Lo hace cinco días después de la salida del ministro de Defensa


Lisboa / corresponsal

El general Frederico Rovisco Duarte, jefe del Estado Mayor del Ejército portugués desde el 2016, se vio forzado ayer a presentar su dimisión tan solo cinco días después de hacerlo el anterior ministro de Defensa, José Azeredo Lopes, como consecuencia del escándalo del robo de armas del arsenal militar de Tancos, situado en el centro del país y a 100 kilómetros de la frontera española, en junio del 2017. En el caso Tancos están imputados ocho militares, uno de ellos el exdirector general de la Policía Judicial Militar lusa, Luis Vieira.

La noticia fue divulgada ayer por la tarde en un escueto comunicado del Ministerio de Defensa portugués, en el que se indica como causa de la renuncia del jefe del Estado Mayor «motivos personales» y se adelanta que han comenzado los procedimientos para nombrar a su sustituto.

Circunstancias políticas

Sin embargo, en una misiva de despedida, enviada a sus más directos colaboradores, Rovisco señala como principal motivo de su salida a «circunstancias políticas», dejando entrever que se ha visto presionado a presentar la dimisión. Esta misma semana, el presidente del Partido Socialista portugués, Carlos César, había advertido que el caso de Tancos no se podía solucionar solo con la salida del ministro de Defensa y que esperaba «consecuencias» dentro del Ejército.

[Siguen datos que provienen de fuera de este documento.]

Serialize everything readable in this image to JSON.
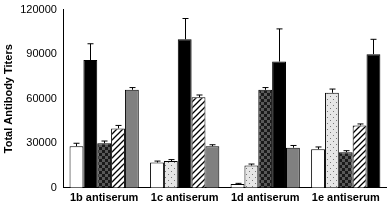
{
  "chart_data": {
    "type": "bar",
    "categories": [
      "1b antiserum",
      "1c antiserum",
      "1d antiserum",
      "1e antiserum"
    ],
    "series": [
      {
        "colors": [
          "#ffffff",
          "#ffffff",
          "#ffffff",
          "#ffffff"
        ],
        "values": [
          28000,
          17000,
          2500,
          26000
        ],
        "errors": [
          2000,
          1000,
          500,
          1500
        ]
      },
      {
        "colors": [
          "#000000",
          "#e6e6e6",
          "#e6e6e6",
          "#e6e6e6"
        ],
        "values": [
          86000,
          18000,
          15000,
          64000
        ],
        "errors": [
          11000,
          1000,
          1000,
          2500
        ]
      },
      {
        "colors": [
          "#595959",
          "#000000",
          "#595959",
          "#595959"
        ],
        "values": [
          30000,
          100000,
          66000,
          24000
        ],
        "errors": [
          1500,
          14000,
          1500,
          1000
        ]
      },
      {
        "colors": [
          "#bfbfbf",
          "#bfbfbf",
          "#000000",
          "#bfbfbf"
        ],
        "values": [
          40000,
          61000,
          85000,
          42000
        ],
        "errors": [
          2000,
          1500,
          22000,
          1000
        ]
      },
      {
        "colors": [
          "#808080",
          "#808080",
          "#808080",
          "#000000"
        ],
        "values": [
          66000,
          28000,
          27000,
          90000
        ],
        "errors": [
          1500,
          1000,
          1500,
          10000
        ]
      }
    ],
    "ylabel": "Total Antibody Titers",
    "ylim": [
      0,
      120000
    ],
    "yticks": [
      0,
      30000,
      60000,
      90000,
      120000
    ],
    "grid": false
  }
}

A pesar de que la gran mayoría de las armas robadas hace año y medio de la base de Tancos fueron recuperadas cuatro meses después en el sur del país, la Fiscalía portuguesa centra su investigación en la sospecha de que el robo pudo ser un montaje para encubrir no solo al autor del robo, un exsoldado, sino a una red ilegal de venta de armas dentro del Ejército portugués, en la que, supuestamente, estarían implicados siete militares más, entre ellos el exdirector general de la Policía Judicial Militar.

Muchos analistas consideran que tanto el exministro Azeredo Lopes como su exjefe de Gabinete, el general Martins Pereira, desde el primer momento manejaron información sobre el supuesto entramado de venta de armas dentro de las Fuerzas Armadas lusas y callaron.

El nuevo ministro de Defensa, João Gomes Cravinho, diplomático con mucha experiencia en las administración pública, asuntos europeos y hombre cercano al primer ministro António Costa, tiene luz verde del jefe del Gobierno socialista para limpiar la casa y cesar a quien sea preciso dentro del Ejército para recuperar el prestigio y la buena imagen de las Fuerzas Armadas, que no pasan por su mejor momento con el escándalo del robo de Tancos.

Gomes Cravinho estuvo reunido ayer con los tenientes generales del Ejército para elegir a un sucesor de Rovisto Duarte que suscite consenso dentro de las Fuerzas Armadas. El candidato está en manos del Gobierno, que después debe proponerlo al presidente de la República, Marcelo Rebelo de Sousa.